PolynomialNetwork module

PolynomialNetwork is a convenience class that allows to integrate a PolynomialLayer at the input of a network inheriting from NeuralNetwork.

[6]:
# We use expanded_features to anticipate the number of input_features the FullyConnected network will have
n_poly = PolynomialExpansion.expanded_features(order, input_features)

subnet = FullyConnected(
    [n_poly, 10, 10, 1],
    torch.nn.ReLU(),
)

net = PolynomialNetwork(
    input_features,
    order,
    subnet,
)
net.eval()
[7]:
x = torch.tensor(
    [2.0, 3.0, 5.0], requires_grad=True
)  # Must have x.shape[-1] = input_features
print("Input:", x)

y = net(x)
print("Output gradient:", y)
Input: tensor([2., 3., 5.], requires_grad=True)
Output gradient: tensor([0.9394])

Standardization of polynomial features

The outputs of a PolynomialLayer are not standardized, even for standardized inputs. For example, if an input feature \(x\) is standardized (meaning that \(\mu_{x}=0\) and \(\sigma_{x}=1\)), then \(x^2\) is no longer standardized since \(\mu_{x^2}=1\) and generally \(\sigma_{x_2}\neq1\).
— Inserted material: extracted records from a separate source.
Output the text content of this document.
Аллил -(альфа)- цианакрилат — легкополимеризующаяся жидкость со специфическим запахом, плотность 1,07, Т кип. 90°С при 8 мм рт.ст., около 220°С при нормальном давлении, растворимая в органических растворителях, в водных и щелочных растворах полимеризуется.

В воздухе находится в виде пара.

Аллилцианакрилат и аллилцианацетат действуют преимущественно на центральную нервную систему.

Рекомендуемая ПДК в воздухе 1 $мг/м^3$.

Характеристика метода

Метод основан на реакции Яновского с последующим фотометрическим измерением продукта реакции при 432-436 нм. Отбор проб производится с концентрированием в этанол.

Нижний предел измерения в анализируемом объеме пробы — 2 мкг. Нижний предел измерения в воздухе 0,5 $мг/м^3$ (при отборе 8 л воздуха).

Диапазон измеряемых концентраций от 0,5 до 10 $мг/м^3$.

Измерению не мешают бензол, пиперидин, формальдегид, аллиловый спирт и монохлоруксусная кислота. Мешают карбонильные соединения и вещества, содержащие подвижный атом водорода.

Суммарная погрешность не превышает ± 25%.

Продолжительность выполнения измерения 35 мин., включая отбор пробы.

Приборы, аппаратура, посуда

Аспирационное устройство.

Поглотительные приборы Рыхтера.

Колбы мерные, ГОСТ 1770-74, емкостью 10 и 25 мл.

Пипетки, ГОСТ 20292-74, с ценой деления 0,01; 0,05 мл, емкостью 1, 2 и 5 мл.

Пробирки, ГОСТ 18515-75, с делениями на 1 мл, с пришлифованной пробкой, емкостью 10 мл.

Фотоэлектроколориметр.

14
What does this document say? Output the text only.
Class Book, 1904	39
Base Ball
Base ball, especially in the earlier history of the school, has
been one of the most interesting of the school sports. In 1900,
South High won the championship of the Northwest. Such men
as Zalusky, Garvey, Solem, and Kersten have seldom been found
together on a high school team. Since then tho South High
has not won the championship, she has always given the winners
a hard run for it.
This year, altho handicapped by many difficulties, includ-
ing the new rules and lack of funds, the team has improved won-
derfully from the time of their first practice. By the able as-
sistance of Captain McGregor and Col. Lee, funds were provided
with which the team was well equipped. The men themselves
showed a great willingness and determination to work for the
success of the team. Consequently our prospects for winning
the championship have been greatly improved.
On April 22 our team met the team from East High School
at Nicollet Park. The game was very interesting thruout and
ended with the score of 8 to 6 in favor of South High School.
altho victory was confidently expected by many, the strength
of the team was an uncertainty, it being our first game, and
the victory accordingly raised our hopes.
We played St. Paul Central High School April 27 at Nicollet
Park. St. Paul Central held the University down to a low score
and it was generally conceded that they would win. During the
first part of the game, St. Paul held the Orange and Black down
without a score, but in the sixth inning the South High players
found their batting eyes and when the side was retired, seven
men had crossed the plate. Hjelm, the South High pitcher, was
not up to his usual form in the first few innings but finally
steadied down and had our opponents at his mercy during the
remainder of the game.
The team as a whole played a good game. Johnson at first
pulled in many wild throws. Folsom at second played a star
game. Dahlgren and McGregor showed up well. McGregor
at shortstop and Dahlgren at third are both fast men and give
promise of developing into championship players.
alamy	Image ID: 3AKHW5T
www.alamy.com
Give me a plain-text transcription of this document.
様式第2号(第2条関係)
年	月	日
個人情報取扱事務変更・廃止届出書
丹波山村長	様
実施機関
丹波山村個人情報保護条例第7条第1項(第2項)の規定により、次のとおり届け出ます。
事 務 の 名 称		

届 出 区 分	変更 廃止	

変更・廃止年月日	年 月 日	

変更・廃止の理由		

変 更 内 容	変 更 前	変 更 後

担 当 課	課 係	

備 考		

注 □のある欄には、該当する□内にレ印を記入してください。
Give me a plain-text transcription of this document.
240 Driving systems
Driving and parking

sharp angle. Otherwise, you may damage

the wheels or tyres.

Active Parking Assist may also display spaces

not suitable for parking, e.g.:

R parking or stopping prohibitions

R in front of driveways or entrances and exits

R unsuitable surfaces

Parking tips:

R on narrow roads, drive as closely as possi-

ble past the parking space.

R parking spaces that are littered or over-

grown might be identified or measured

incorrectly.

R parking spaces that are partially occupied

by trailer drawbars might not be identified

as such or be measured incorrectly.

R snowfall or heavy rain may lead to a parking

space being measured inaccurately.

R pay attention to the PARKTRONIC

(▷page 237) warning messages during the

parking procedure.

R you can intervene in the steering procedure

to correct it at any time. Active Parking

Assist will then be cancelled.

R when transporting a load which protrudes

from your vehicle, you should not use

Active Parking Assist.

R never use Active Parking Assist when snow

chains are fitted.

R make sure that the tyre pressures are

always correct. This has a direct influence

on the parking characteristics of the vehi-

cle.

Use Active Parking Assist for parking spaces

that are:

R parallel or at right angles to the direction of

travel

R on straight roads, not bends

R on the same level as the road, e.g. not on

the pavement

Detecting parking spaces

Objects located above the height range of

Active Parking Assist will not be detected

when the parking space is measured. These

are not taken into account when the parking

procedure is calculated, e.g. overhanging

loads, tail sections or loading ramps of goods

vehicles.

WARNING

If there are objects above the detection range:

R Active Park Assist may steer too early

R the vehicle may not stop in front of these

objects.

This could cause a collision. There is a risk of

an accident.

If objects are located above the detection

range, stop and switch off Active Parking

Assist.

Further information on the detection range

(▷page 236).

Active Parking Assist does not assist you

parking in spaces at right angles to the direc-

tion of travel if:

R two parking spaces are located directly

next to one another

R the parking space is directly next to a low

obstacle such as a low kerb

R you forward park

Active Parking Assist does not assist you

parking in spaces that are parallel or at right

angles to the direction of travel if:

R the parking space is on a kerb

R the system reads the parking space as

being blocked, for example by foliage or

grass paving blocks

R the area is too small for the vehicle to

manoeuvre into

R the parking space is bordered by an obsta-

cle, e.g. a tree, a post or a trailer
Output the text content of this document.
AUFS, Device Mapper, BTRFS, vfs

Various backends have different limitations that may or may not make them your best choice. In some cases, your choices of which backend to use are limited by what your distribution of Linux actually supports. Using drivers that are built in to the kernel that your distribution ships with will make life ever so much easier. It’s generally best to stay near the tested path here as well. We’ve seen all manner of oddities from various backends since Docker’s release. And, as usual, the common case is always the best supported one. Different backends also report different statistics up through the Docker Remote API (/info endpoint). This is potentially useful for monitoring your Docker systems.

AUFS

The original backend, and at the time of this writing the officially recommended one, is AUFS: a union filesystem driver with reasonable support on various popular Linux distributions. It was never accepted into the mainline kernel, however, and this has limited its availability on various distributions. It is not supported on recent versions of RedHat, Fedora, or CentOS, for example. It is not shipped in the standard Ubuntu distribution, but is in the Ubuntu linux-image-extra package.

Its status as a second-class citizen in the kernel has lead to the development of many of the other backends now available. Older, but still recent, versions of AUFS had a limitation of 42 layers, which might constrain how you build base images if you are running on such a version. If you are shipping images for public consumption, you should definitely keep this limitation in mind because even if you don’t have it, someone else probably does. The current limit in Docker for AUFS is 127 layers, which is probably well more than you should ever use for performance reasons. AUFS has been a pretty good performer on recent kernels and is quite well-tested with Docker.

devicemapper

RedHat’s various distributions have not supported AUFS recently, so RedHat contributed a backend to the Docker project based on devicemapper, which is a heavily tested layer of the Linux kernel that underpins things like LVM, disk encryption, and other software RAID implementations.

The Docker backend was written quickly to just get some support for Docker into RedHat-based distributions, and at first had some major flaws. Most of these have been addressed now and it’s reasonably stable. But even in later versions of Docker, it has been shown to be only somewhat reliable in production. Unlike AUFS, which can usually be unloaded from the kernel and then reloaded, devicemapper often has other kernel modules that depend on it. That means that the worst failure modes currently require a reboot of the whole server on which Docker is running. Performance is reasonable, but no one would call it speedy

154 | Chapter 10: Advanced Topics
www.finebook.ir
There is no analytical way of calculating the moments of polynomial features, as this depends on the distribution of the data.

[8]:
x = torch.normal(0, torch.ones(100, 2))
order = 2

layer = PolynomialExpansion(x.size(-1), order)
print(layer.means, layer.stds, sep="\n")
Parameter containing:
tensor([0., 0., 0., 0., 0.])
Parameter containing:
tensor([1., 1., 1., 1., 1.])
[9]:
print(x.mean(dim=0), layer(x).mean(dim=0))
tensor([-0.1325,  0.0635]) tensor([-0.1325,  0.0635,  0.8942, -0.0248,  0.9705])
[10]:
layer.update_standardization(x, reset=True)
print(layer.means, layer.stds, sep="\n")
Parameter containing:
tensor([-0.1325,  0.0635,  0.8942, -0.0248,  0.9705])
Parameter containing:
tensor([0.9363, 0.9831, 1.4429, 0.7592, 1.8849])

This standardization can also be done by batch in case of large datasets:

[11]:
layer.update_standardization(x[:50], reset=True)
print(layer.means, layer.stds, "", sep="\n")
layer.update_standardization(x[50:])
print(layer.means, layer.stds, sep="\n")
Parameter containing:
tensor([-0.1833,  0.0645,  1.0221, -0.0162,  0.7427])
Parameter containing:
tensor([0.9942, 0.8594, 1.8087, 0.7058, 1.1887])

Parameter containing:
tensor([-0.1325,  0.0635,  0.8942, -0.0248,  0.9705])
Parameter containing:
tensor([0.9363, 0.9831, 1.4429, 0.7592, 1.8849])

Note that there is a convenience method of PolynomialNetwork also called update_standardization.